Hi Claire! would love to see how you structure this for your class--how much time do you need for this project? What are the questions you are using to inspire the observations? Could you put this in a google doc to share out so that others could use it? I can share out a template we have for building out the ideas if you are interested!

Photo of Erin Quinn

I've done empathy maps before, too, and they've been so helpful.

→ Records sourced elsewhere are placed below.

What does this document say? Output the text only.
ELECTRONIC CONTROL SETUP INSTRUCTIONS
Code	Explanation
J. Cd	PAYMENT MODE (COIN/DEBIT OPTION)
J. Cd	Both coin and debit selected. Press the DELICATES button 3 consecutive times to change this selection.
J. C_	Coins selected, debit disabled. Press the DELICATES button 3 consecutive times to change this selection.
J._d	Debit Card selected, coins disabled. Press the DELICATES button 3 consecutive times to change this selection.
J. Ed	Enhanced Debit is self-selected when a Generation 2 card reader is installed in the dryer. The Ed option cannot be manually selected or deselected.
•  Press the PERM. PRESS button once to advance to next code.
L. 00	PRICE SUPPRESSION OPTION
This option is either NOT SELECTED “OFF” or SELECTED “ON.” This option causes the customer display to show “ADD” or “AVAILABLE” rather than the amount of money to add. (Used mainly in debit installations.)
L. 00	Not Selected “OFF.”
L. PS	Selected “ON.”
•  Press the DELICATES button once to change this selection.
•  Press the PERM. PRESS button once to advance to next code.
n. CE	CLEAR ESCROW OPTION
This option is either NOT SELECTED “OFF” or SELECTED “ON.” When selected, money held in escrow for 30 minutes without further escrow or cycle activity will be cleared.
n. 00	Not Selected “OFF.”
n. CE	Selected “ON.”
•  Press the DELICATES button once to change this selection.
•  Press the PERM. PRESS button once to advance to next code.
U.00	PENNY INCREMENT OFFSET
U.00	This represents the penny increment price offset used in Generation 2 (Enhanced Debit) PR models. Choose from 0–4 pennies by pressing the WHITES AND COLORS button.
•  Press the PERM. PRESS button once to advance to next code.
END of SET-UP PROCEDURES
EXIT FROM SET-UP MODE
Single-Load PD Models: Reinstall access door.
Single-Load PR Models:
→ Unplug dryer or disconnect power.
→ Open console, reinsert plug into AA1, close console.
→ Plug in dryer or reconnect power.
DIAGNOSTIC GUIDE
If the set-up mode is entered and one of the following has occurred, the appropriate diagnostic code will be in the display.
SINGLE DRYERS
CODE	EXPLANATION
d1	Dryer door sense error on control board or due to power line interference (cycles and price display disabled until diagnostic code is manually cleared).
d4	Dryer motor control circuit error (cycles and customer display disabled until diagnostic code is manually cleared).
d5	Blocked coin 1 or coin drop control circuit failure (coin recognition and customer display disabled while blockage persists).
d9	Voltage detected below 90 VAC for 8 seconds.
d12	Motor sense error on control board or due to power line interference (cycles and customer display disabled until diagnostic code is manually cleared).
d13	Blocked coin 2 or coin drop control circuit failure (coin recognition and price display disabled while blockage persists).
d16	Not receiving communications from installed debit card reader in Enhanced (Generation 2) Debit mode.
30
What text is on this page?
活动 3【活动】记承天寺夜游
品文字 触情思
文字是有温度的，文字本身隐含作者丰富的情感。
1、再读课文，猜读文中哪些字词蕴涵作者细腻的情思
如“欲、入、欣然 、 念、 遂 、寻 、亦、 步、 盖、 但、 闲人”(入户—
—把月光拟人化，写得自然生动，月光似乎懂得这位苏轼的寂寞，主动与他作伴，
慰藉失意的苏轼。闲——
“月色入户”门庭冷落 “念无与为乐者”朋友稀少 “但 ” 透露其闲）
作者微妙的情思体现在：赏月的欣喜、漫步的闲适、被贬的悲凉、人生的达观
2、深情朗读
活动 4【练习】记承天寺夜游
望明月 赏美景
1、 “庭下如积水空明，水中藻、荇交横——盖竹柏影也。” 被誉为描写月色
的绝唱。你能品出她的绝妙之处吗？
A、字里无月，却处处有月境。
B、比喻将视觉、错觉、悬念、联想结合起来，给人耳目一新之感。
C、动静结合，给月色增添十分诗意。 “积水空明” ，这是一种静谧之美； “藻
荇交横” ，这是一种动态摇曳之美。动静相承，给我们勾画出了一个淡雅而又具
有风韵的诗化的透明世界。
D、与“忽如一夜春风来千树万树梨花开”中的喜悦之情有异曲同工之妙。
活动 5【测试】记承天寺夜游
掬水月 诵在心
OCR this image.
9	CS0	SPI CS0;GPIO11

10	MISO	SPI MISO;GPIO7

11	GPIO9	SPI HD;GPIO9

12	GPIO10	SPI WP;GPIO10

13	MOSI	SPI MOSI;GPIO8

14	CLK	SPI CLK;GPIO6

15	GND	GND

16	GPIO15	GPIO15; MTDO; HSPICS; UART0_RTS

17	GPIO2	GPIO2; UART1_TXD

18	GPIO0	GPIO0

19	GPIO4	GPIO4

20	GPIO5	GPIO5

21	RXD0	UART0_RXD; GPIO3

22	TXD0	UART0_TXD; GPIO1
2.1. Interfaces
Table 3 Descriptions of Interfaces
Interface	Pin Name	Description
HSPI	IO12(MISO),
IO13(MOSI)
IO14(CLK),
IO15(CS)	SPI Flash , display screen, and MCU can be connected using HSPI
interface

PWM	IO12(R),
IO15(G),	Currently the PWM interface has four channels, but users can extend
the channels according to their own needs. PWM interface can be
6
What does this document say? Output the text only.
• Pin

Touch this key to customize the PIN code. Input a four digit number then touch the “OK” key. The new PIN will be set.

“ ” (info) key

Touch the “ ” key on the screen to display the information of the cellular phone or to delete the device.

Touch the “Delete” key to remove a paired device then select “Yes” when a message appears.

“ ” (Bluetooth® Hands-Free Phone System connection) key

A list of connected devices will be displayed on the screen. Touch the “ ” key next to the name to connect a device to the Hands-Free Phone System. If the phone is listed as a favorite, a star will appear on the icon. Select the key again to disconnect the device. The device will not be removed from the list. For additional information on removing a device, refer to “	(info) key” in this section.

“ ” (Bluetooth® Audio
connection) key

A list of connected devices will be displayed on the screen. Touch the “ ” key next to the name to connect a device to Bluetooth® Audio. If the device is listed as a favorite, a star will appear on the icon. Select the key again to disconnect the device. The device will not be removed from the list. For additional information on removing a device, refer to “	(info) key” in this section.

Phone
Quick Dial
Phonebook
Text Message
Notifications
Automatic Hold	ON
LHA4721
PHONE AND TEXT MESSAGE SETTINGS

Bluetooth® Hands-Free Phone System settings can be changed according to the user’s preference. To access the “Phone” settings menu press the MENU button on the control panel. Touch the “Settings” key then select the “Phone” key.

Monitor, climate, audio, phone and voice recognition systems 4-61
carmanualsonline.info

So how can we take the idea of an empathy map and apply it to help kids empathize with one another?Where do you think the point of differentiation might be for your idea? How does it differ from the dschool's version of an empathy map? https://dschool-old.stanford.edu/groups/k12/wiki/3d994/empathy_map.html

Photo of Michael Schurr

Clara, great idea. I've used empathy maps with my students before. It's a wonderfully visual way for students to "see" empathy. Have you seen Linkers ? Seems like you might be able to build together. Check it out!

Photo of Kengo Yamada

Claire Partlow I agree with everyone else. This is a great idea!

Photo of Nkomo Morris

I really like this idea because it is portable and cheap and doesn't require special equipment. You can do it with stickies, with tape and paper, with a wiki, or whatever. I would love to add aspects of this idea to mine, if that is okay. Would you be willing to be on my team so I can add your idea to mine?

Photo of Rebecca Recco

This is super cool!

Photo of Emma Scripps

This is really neat, Claire! It makes me think it could be something that's a classroom bulletin that gets added to overtime. What sorts of prompts have you used to support students and/or teachers to come up with different items that would fit in one of these maps?